NASA announced some measures they would take at Northrop Grumman’s facility in California, where all of Webb’s parts currently reside. The space agency said they will increase engineering oversight at the facility in Redondo Beach and will track the company’s test reports on a weekly basis. Senior management from NASA’s Goddard Space Flight Center in Maryland, where much of the telescope was constructed, will work out of Northrop Grumman’s offices on a permanent basis. Northrop Grumman’s project manager for Webb will report directly to C-suite level executives at the company “to help remove roadblocks to success within the company,” the officials said.
Altogether, these small fixes point to a big problem. Some of the issues with the Webb project, they suggest, are the fault of Northrup Grumman. The GAO report suggested as much last month, saying that for several years “the prime contractor has overestimated workforce reductions, and technical challenges have prevented these planned reductions, necessitating the use of cost reserves.”
To get Webb to the finish line, NASA seems to have decided it has to get more involved in its contractor’s operations than ever before.
Northrop Grumman said in a statement the company “remains steadfast in its commitment to NASA and ensuring successful integration, launch and deployment” of Webb.
The next few months may be some of the most consequential for the Webb mission. The project is not out of the woods yet when it comes to testing the space observatory. The spacecraft element—the sun shield and the bus—still has to undergo the same kind of environmental testing that the telescope element already experienced. The process is expected to take a few months. Engineers will then put Webb all together and test it as one, making sure that all components work.

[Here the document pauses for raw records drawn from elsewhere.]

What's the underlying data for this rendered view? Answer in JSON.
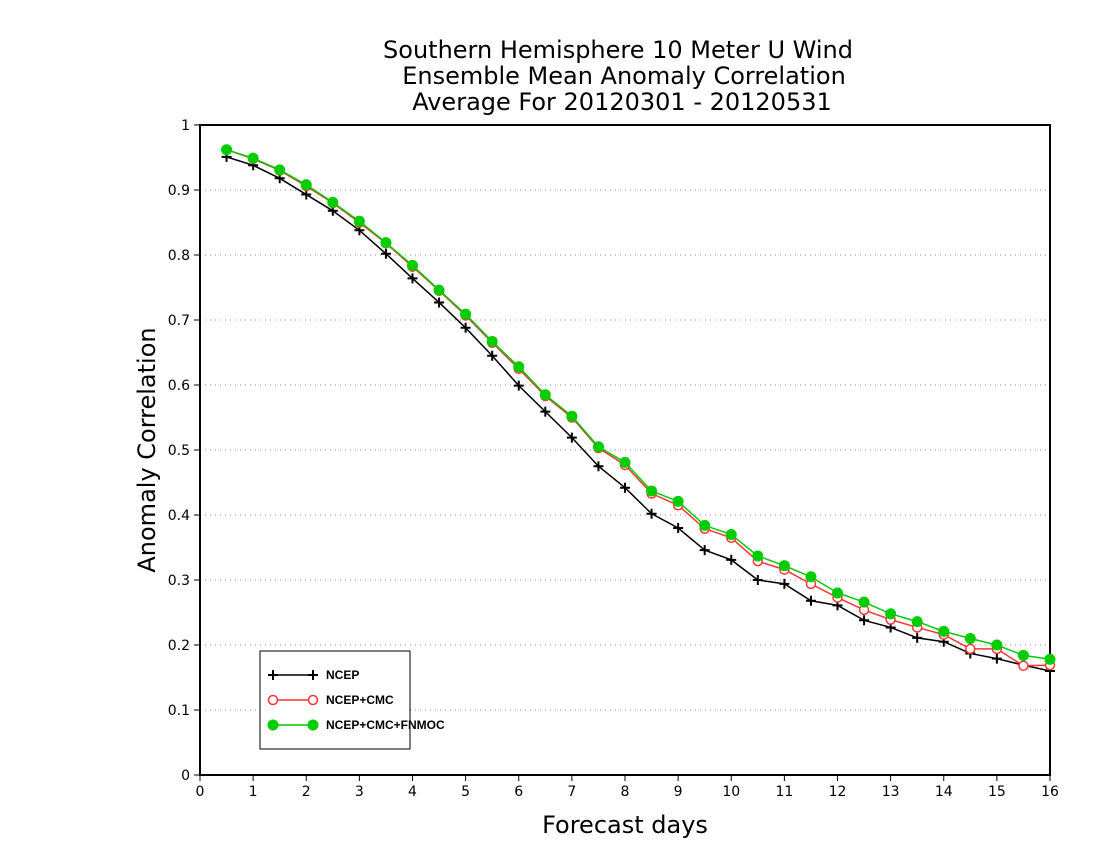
{
  "chart_data": {
    "type": "line",
    "title": [
      "Southern Hemisphere 10 Meter U Wind",
      "Ensemble Mean Anomaly Correlation",
      "Average For 20120301 - 20120531"
    ],
    "xlabel": "Forecast days",
    "ylabel": "Anomaly Correlation",
    "xlim": [
      0,
      16
    ],
    "ylim": [
      0,
      1
    ],
    "xticks": [
      0,
      1,
      2,
      3,
      4,
      5,
      6,
      7,
      8,
      9,
      10,
      11,
      12,
      13,
      14,
      15,
      16
    ],
    "yticks": [
      0,
      0.1,
      0.2,
      0.3,
      0.4,
      0.5,
      0.6,
      0.7,
      0.8,
      0.9,
      1
    ],
    "grid": "horizontal dotted",
    "legend_position": "bottom-left",
    "x": [
      0.5,
      1,
      1.5,
      2,
      2.5,
      3,
      3.5,
      4,
      4.5,
      5,
      5.5,
      6,
      6.5,
      7,
      7.5,
      8,
      8.5,
      9,
      9.5,
      10,
      10.5,
      11,
      11.5,
      12,
      12.5,
      13,
      13.5,
      14,
      14.5,
      15,
      15.5,
      16
    ],
    "series": [
      {
        "name": "NCEP",
        "color": "#000000",
        "marker": "plus",
        "values": [
          0.951,
          0.938,
          0.918,
          0.893,
          0.868,
          0.838,
          0.802,
          0.764,
          0.727,
          0.688,
          0.645,
          0.599,
          0.559,
          0.519,
          0.475,
          0.442,
          0.402,
          0.38,
          0.346,
          0.331,
          0.3,
          0.294,
          0.268,
          0.261,
          0.238,
          0.227,
          0.211,
          0.205,
          0.187,
          0.179,
          0.169,
          0.16
        ]
      },
      {
        "name": "NCEP+CMC",
        "color": "#ff3333",
        "marker": "open-circle",
        "values": [
          0.962,
          0.948,
          0.93,
          0.906,
          0.88,
          0.85,
          0.818,
          0.782,
          0.745,
          0.707,
          0.665,
          0.625,
          0.583,
          0.55,
          0.503,
          0.477,
          0.433,
          0.415,
          0.379,
          0.365,
          0.329,
          0.316,
          0.294,
          0.273,
          0.254,
          0.239,
          0.227,
          0.216,
          0.194,
          0.194,
          0.168,
          0.169
        ]
      },
      {
        "name": "NCEP+CMC+FNMOC",
        "color": "#00cc00",
        "marker": "filled-circle",
        "values": [
          0.962,
          0.949,
          0.931,
          0.908,
          0.881,
          0.852,
          0.819,
          0.784,
          0.746,
          0.709,
          0.667,
          0.628,
          0.585,
          0.552,
          0.505,
          0.481,
          0.437,
          0.421,
          0.384,
          0.37,
          0.337,
          0.322,
          0.305,
          0.28,
          0.266,
          0.248,
          0.236,
          0.221,
          0.21,
          0.2,
          0.184,
          0.178
        ]
      }
    ]
  }
}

NASA said Tuesday it’s setting up an independent review board chaired by Tom Young, a NASA veteran. The recommendation from this committee and other groups “will be considered by NASA as it defines a more specific launch time frame,” NASA said. The space agency will then provide an assessment to Congress. In other words, don’t etch “May 2020” in stone just yet.
The delay comes a little over a week before the deadline for submissions from astronomy proposals for Webb’s first batch of observations, leading to some pretty good but painful tweets, like this one:
There is no question that the Webb will launch someday. NASA has already invested $7.3 billion in the project, so to kill the space telescope now, after 20 years, would be to waste all that money.
But these technical issues sound particularly distressing when you consider just how complex Webb’s deployment process will be. Once in space, the space observatory will spend about two weeks unfurling into shape, all the while making course corrections as it settles into its orbit around the sun. The process is completely automated and involves about 180 deployments.
NASA officials have said Webb can only withstand the failure of about six steps in this sequence. If something goes wrong, there’s nothing anyone can do back on the ground. Unlike Hubble, Webb is not built to receive repair crews, and at nearly 1 million miles from Earth, it’s too far for astronauts to reach. Mistakes on the ground are far easier to deal with than errors in space.